3.7. Logging and Monitoring

  • Logging: The WebSocket server uses Python's built-in logging module to provide detailed logs.
    • Console Logging: Logs are printed to the console with an INFO level.
    • File Logging: Logs are written to logs/orbit_websocket.log with a DEBUG level. The log file is rotated to prevent it from growing too large.
  • Health Check: The /health endpoint provides a simple way to monitor the status of the WebSocket server.

4. Data Flow

  1. The user types a message in the frontend and clicks "Send".
  2. The frontend sends a JSON message of type user_message to the WebSocket server.
  3. The WebSocket server receives the message and passes it to the ORBITWebSocketAgent instance associated with that client.
  4. The agent's chat method is called. It adds the user's message to the conversation history and invokes the LangGraph agent.
  5. The agent streams events back to the WebSocket server, which are immediately forwarded to the client. These events include:
    • agent_thinking: The agent is processing the request.
    • tool_called: The agent has decided to use a tool.
    • tool_executing: The tool is being executed.
    • tool_result: The tool has finished executing.
  6. The LangGraph agent reasons about the tool's output and may call other tools or generate a final response.
  7. Once the agent has a final response, it sends an agent_response event to the client.
  8. The frontend receives the agent_response event and displays the final message to the user.

5. Key Technologies

  • Backend: Python, FastAPI, LangChain, LangGraph, Google Generative AI
  • Frontend: TypeScript, React, Next.js
  • Communication: WebSockets
  • Package Management: uv (Python), npm (Node.js)

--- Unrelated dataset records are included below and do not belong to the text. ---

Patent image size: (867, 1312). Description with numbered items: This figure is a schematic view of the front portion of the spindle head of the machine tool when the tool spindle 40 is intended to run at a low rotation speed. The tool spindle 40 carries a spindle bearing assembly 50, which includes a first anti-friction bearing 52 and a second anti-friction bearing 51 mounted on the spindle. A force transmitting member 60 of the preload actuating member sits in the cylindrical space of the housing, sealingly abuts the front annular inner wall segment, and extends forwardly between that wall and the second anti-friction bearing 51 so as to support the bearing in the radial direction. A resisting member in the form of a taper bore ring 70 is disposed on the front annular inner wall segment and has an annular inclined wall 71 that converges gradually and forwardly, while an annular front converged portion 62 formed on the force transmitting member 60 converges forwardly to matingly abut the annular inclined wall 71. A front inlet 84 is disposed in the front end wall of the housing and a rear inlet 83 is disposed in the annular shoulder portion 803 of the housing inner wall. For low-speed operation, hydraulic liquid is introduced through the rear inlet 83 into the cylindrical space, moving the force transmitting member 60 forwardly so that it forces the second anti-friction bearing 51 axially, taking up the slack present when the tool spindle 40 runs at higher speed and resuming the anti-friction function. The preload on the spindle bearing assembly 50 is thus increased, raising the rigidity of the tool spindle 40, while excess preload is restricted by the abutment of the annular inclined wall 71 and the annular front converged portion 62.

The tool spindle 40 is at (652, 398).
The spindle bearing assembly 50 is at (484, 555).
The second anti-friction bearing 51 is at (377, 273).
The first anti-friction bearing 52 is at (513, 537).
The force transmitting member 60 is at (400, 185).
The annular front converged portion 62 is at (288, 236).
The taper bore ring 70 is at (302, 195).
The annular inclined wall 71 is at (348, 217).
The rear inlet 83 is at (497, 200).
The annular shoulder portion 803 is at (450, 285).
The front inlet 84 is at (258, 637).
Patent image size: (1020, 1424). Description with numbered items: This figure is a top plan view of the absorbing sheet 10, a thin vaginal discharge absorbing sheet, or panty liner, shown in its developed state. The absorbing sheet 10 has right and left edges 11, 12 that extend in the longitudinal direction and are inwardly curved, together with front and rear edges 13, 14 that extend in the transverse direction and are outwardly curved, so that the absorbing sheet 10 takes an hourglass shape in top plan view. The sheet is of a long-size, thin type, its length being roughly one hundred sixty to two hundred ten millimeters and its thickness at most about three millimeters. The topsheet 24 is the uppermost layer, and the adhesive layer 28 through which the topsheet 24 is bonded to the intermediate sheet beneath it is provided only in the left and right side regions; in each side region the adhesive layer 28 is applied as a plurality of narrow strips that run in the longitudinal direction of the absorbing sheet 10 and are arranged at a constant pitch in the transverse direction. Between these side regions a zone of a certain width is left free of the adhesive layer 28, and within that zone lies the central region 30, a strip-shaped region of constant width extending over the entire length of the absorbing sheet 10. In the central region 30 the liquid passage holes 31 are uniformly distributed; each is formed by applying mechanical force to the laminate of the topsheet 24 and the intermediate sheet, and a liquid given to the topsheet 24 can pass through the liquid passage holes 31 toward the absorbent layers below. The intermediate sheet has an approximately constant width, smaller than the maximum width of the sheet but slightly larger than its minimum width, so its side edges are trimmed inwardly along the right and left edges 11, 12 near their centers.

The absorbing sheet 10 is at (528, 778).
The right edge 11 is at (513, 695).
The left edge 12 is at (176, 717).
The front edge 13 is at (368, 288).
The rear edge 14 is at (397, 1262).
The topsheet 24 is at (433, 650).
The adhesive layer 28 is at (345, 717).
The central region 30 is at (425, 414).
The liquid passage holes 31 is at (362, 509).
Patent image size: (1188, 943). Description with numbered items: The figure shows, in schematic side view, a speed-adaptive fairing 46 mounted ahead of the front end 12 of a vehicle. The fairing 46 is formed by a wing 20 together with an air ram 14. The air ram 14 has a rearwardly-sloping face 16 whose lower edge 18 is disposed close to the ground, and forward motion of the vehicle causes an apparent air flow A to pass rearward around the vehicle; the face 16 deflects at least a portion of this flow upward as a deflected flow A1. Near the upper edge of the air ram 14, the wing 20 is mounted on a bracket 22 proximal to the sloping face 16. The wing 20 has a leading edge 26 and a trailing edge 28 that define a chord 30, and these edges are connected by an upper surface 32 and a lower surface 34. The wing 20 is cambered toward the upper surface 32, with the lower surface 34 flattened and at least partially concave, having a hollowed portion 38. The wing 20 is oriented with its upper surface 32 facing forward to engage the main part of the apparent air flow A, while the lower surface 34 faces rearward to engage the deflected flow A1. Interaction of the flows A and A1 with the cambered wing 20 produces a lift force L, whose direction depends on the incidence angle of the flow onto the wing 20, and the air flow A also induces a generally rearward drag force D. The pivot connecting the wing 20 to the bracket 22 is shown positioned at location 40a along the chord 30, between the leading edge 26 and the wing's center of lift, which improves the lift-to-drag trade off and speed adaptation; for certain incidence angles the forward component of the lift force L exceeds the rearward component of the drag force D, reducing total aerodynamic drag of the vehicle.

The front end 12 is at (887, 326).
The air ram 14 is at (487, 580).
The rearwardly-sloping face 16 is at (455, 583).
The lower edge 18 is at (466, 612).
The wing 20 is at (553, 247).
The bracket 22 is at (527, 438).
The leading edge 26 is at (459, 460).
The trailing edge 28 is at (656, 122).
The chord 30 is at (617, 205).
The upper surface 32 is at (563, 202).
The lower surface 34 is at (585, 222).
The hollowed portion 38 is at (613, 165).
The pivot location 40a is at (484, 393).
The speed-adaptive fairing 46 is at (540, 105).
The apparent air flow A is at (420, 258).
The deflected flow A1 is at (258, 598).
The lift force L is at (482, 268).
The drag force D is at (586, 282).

6. Scalability and Extensibility

  • Scalability: The WebSocket server can be scaled horizontally by running multiple instances behind a load balancer with sticky sessions to ensure that a client remains connected to the same server instance. The MCP servers can also be scaled independently.
  • Extensibility: The architecture is highly extensible. New tools and capabilities can be added by creating new MCP servers and adding them to the MCP_SERVERS configuration in client/config.py. The agent will automatically discover and load the new tools without requiring any changes to the core agent logic.